MLM: How can the microbiology lab interact with clinicians to improve internal operations?
Keyak & Ali: As microbiology and laboratory managers, it is vital to participate in as many group improvement meetings as possible, including any committees related to antimicrobial stewardship, infection control/prevention, and any relevant business-related meetings.
Likewise, brainstorming with physician and pharmacist colleagues throughout the hospital organizations is crucial to implementing best patient-care practices in the microbiology laboratory. Continue to discuss in regular meetings ways in which the microbiology laboratory can continue to standardize processes to the benefit of multiple practice locations.
MLM: What are the microbiology laboratory’s near-future plans for expanding into new instrumentation, automation, or methodologies?
Keyak & Ali: Among the microbiology lab’s primary plans for the near future include adding additional culture types to the automated culture incubation and work-up system. We also plan to utilize the MALDI-TOF system to identify a wider range of mold and mycobacteria, and expect to update our AST panels to add additional antibiotics to the testing menu.
Keep in mind that technological interfacing is important. Clinical microbiology operations have traditionally relied so heavily on manual interactions, but through the latest automated instruments, we can create and maintain interfaces through our LIS. Building an interface with our MALDI-TOF instrumentation to autoload ID information into a standard report is an additional project.
Fundamentally, we are always looking for ways to reduce human error and improve TAT at the same time. In doing so, it is important to stay on top of what your vendors are doing to improve the services you provide. Most clinical laboratories want to remain innovative and aggressive with technology implementations. Yet, as always, be sure to spend the appropriate amount of time vetting new technologies to ensure they will truly benefit your operations.
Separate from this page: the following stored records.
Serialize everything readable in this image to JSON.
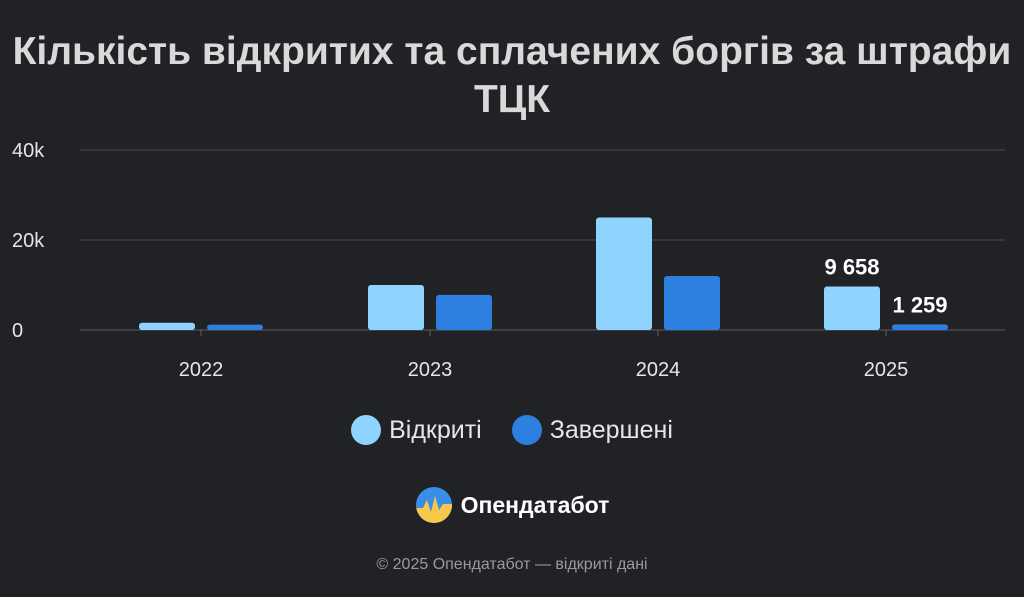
{
  "title": "Кількість відкритих та сплачених боргів за штрафи ТЦК",
  "chart_data": {
    "type": "bar",
    "categories": [
      "2022",
      "2023",
      "2024",
      "2025"
    ],
    "series": [
      {
        "name": "Відкриті",
        "values": [
          1600,
          10000,
          25000,
          9658
        ],
        "color": "#8fd4ff"
      },
      {
        "name": "Завершені",
        "values": [
          1200,
          7800,
          12000,
          1259
        ],
        "color": "#2d7fe0"
      }
    ],
    "ylim": [
      0,
      40000
    ],
    "yticks": [
      0,
      20000,
      40000
    ],
    "ytick_labels": [
      "0",
      "20k",
      "40k"
    ],
    "data_labels": [
      {
        "series": 0,
        "index": 3,
        "text": "9 658"
      },
      {
        "series": 1,
        "index": 3,
        "text": "1 259"
      }
    ],
    "grid": true,
    "legend_position": "bottom"
  },
  "brand": {
    "name": "Опендатабот",
    "logo_icon": "opendatabot-logo-icon"
  },
  "footer": "© 2025 Опендатабот — відкриті дані"
}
Cynthia C. Keyak, MHA, MT(ASCP), SSGB, is the microbiology manager for Alverno Laboratories. Having begun her career as a specimen processor, she has worked her way up through the organization to become a medical technologist, technical coordinator, system quality coordinator, microbiology supervisor, and now, microbiology manager. Cindy earned her BS in Biology from Purdue University, her master’s degree in healthcare administration from the University of St. Francis in Joliet, Illinois, and a Six Sigma Green Belt from the University of Michigan.
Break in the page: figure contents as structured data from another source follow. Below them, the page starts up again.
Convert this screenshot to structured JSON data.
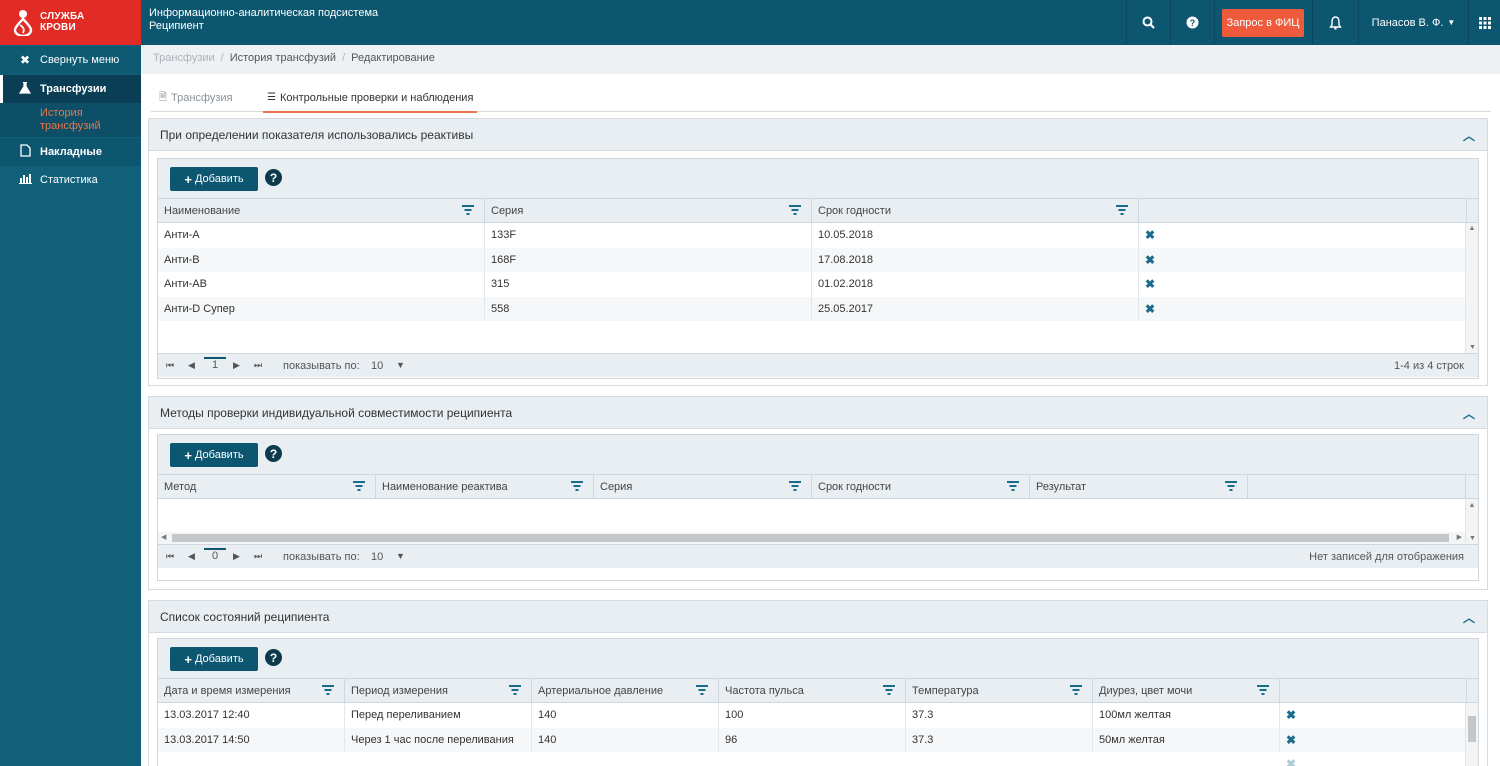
{
  "app": {
    "logo_line1": "СЛУЖБА",
    "logo_line2": "КРОВИ",
    "title_line1": "Информационно-аналитическая подсистема",
    "title_line2": "Реципиент",
    "fic_button": "Запрос в ФИЦ",
    "user_name": "Панасов В. Ф."
  },
  "sidebar": {
    "collapse": "Свернуть меню",
    "items": [
      {
        "label": "Трансфузии"
      },
      {
        "label": "История трансфузий"
      },
      {
        "label": "Накладные"
      },
      {
        "label": "Статистика"
      }
    ]
  },
  "breadcrumb": [
    "Трансфузии",
    "История трансфузий",
    "Редактирование"
  ],
  "tabs": [
    {
      "label": "Трансфузия"
    },
    {
      "label": "Контрольные проверки и наблюдения"
    }
  ],
  "add_label": "Добавить",
  "panel1": {
    "title": "При определении показателя использовались реактивы",
    "columns": [
      "Наименование",
      "Серия",
      "Срок годности"
    ],
    "rows": [
      [
        "Анти-A",
        "133F",
        "10.05.2018"
      ],
      [
        "Анти-B",
        "168F",
        "17.08.2018"
      ],
      [
        "Анти-AB",
        "315",
        "01.02.2018"
      ],
      [
        "Анти-D Супер",
        "558",
        "25.05.2017"
      ]
    ],
    "page": "1",
    "show_label": "показывать по:",
    "page_size": "10",
    "info": "1-4 из 4 строк"
  },
  "panel2": {
    "title": "Методы проверки индивидуальной совместимости реципиента",
    "columns": [
      "Метод",
      "Наименование реактива",
      "Серия",
      "Срок годности",
      "Результат"
    ],
    "page": "0",
    "show_label": "показывать по:",
    "page_size": "10",
    "info": "Нет записей для отображения"
  },
  "panel3": {
    "title": "Список состояний реципиента",
    "columns": [
      "Дата и время измерения",
      "Период измерения",
      "Артериальное давление",
      "Частота пульса",
      "Температура",
      "Диурез, цвет мочи"
    ],
    "rows": [
      [
        "13.03.2017 12:40",
        "Перед переливанием",
        "140",
        "100",
        "37.3",
        "100мл желтая"
      ],
      [
        "13.03.2017 14:50",
        "Через 1 час после переливания",
        "140",
        "96",
        "37.3",
        "50мл желтая"
      ]
    ]
  }
}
Nadine Ali, BS, MT(ASCP), is the director of operations for Alverno Laboratories’ central laboratory. She has extensive experience working in several hospital laboratories, a large multi-specialty clinic laboratory, and a reference laboratory, where her supervisory responsibilities have included clinical testing, safety officer, quality coordinator, laboratory supervisor, and laboratory director. Nadine graduated from California State University Dominguez Hills with a BS in clinical science, and she is working on her master’s degree in organizational leadership at University of St. Francis.